Canada could wait for UN consensus on Kosovo

The recognition of Kosovo's self-declared independence is a troubling issue for the Canadian government and some analysts suggest it might be best to leave the question unanswered for a while in order to wait for a UN consensus on the issue.

(KosovoCompromise Staff) Wednesday, March 12, 2008

Foreign Affairs Minister Maxime Bernier has said only that the government is watching the situation and will announce a position "once our assessment is complete."

For the minority Conservative government, it's a no-win issue, the Canadian Press reports.

"Whichever way they go, they will lose something," said Pierre Martin, a professor of political science at the University of Montreal who has written on Kosovo.

To recognize a unilateral declaration of independence would allow Quebec separatists to claim that they could leave Canada the same way, with a one-sided declaration. It would also provoke anger among Canada's small but vocal Serbian ethnic community.

To refuse flatly to recognize Kosovo's independence would fly in the face of the United States and much of the European Union, which have extended recognition.

Canada acted quickly in the 1990s to recognize the independence of Bosnia, with unintended consequences, said Edith Klein, a resident fellow at the University of Toronto's Centre for Russian and Eastern European Studies.

"My opinion is that ... the Canadian government doesn't want to make the kind of decision it made in Bosnia," she said. "The decision to recognize Bosnia actually sort of enhanced the ethnic cleansing process."

"It's a very difficult question," said Aurel Braun, an Eastern European expert at the University of Toronto.

"There will be a reaction no matter what Canada does. Recognition will make a lot of people unhappy and delayed or non-recognition makes people unhappy."

He said postponing that decision might be a solution.

"It's not that everybody's doing it, so we must absolutely do it ourselves," he said. "It is not necessarily such a bad thing that we should deliberate and consider this carefully."

Martin said it might be best for the government to put the question on the back burner and watch what the international community as a whole does.

"They might just hide behind rhetorical shield of waiting for some sort of United Nations consensus," he said. "That would be a safe position to retract into".

"What difference would it make if they do it today or tomorrow? It's not going to change much."

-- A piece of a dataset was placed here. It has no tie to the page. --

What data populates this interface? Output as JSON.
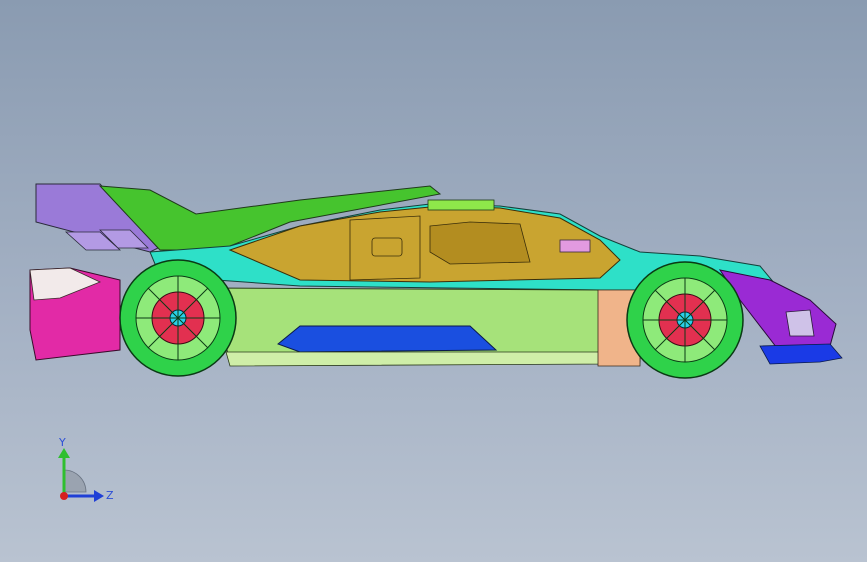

The situation on the ground in the breakaway province isn't going to change because Canada says "yea or nay". The United States will likely nod to Canada's touchy Quebec situation and say nothing. Russia is unlikely to be upset by a non-decision.

"Sometimes in politics, not taking a position or postponing it is probably, from the point of view of the federal government, a smart thing to do," Martin concluded.